(Granby) Le père de la fillette de 7 ans de Granby morte le 30 avril dernier après avoir été découverte au domicile familial dans des circonstances troublantes n’a pas réussi, mardi, à obtenir sa remise en liberté, du moins pour l’instant.

La Presse canadienne

L’homme de 30 ans, qui est accusé de négligence criminelle causant la mort, de séquestration, d’abandon d’enfant et d’avoir omis de fournir les choses essentielles à la vie de l’enfant, avait échoué dans une première tentative d’obtenir un cautionnement en Cour du Québec, en juin dernier.

Le tribunal avait alors jugé qu’il ne répondait pas aux critères requis pour obtenir une remise en liberté provisoire, critères qui comprennent notamment d’assurer la sécurité du public, de s’assurer de la présence de l’accusé en Cour et de ne pas miner la confiance du public dans le système judiciaire.

Le père s’est donc tourné vers la Cour supérieure avec une demande de révision de la décision de première instance, son avocat plaidant que de nouveaux éléments de preuve se sont ajoutés au dossier. Son avocat, Me Martin Latour, soutient également que le juge Serge Champoux a commis des erreurs de droit.

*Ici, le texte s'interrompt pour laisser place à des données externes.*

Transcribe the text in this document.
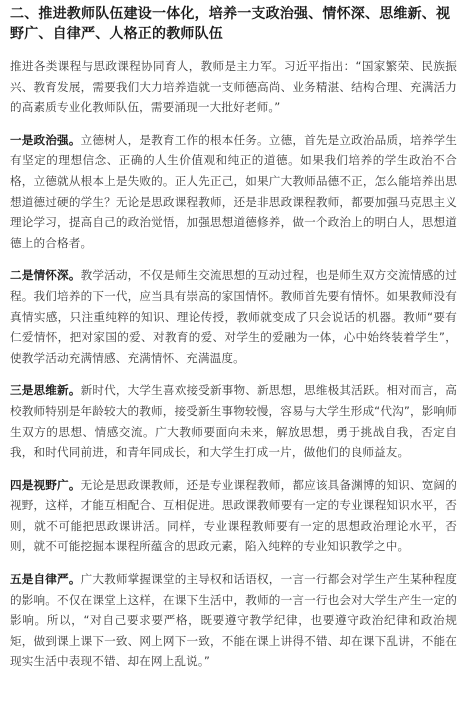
二、推进教师队伍建设一体化，培养一支政治强、情怀深、思维新、视野广、自律严、人格正的教师队伍

推进各类课程与思政课程协同育人，教师是主力军。习近平指出：“国家繁荣、民族振兴、教育发展，需要我们大力培养造就一支师德高尚、业务精湛、结构合理、充满活力的高素质专业化教师队伍，需要涌现一大批好老师。”

一是政治强。立德树人，是教育工作的根本任务。立德，首先是立政治品质，培养学生有坚定的理想信念、正确的人生价值观和纯正的道德。如果我们培养的学生政治不合格，立德就从根本上是失败的。正人先正己，如果广大教师品德不正，怎么能培养出思想道德过硬的学生？无论是思政课程教师，还是非思政课程教师，都要加强马克思主义理论学习，提高自己的政治觉悟，加强思想道德修养，做一个政治上的明白人，思想道德上的合格者。

二是情怀深。教学活动，不仅是师生交流思想的互动过程，也是师生双方交流情感的过程。我们培养的下一代，应当具有崇高的家国情怀。教师首先要有情怀。如果教师没有真情实感，只注重纯粹的知识、理论传授，教师就变成了只会说话的机器。教师“要有仁爱情怀，把对家国的爱、对教育的爱、对学生的爱融为一体，心中始终装着学生”，使教学活动充满情感、充满情怀、充满温度。

三是思维新。新时代，大学生喜欢接受新事物、新思想，思维极其活跃。相对而言，高校教师特别是年龄较大的教师，接受新生事物较慢，容易与大学生形成“代沟”，影响师生双方的思想、情感交流。广大教师要面向未来，解放思想，勇于挑战自我，否定自我，和时代同前进，和青年同成长，和大学生打成一片，做他们的良师益友。

四是视野广。无论是思政课教师，还是专业课程教师，都应该具备渊博的知识、宽阔的视野，这样，才能互相配合、互相促进。思政课教师要有一定的专业课程知识水平，否则，就不可能把思政课讲活。同样，专业课程教师要有一定的思想政治理论水平，否则，就不可能挖掘本课程所蕴含的思政元素，陷入纯粹的专业知识教学之中。

五是自律严。广大教师掌握课堂的主导权和话语权，一言一行都会对学生产生某种程度的影响。不仅在课堂上这样，在课下生活中，教师的一言一行也会对大学生产生一定的影响。所以，“对自己要求要严格，既要遵守教学纪律，也要遵守政治纪律和政治规矩，做到课上课下一致、网上网下一致，不能在课上讲得不错、却在课下乱讲，不能在现实生活中表现不错、却在网上乱说。”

Les parties ont toutefois dû se résigner à une remise, puisque certains documents n’étaient pas disponibles pour l’audience. Celle-ci a été reportée au 5 septembre.

« La présomption d’innocence, c’est un droit fondamental et, lorsqu’on est accusé d’un crime, on est présumé innocent jusqu’à preuve du contraire et le droit à la liberté, c’est une valeur fondamentale dans notre société et c’est une de mes valeurs fondamentales à moi », a fait valoir Me Latour à la sortie de la salle du palais de justice de Granby.

Cette vision n’est évidemment pas partagée par le procureur de la Couronne, Me Claude Robitaille.

« Le jugement rendu par le juge Champoux est un jugement qui est adéquat, qui n’a pas d’erreurs de droit et les faits sur lesquels il s’est basé pour maintenir la détention de monsieur sont justes », a-t-il déclaré, ajoutant que la demande de révision sera contestée par le ministère public.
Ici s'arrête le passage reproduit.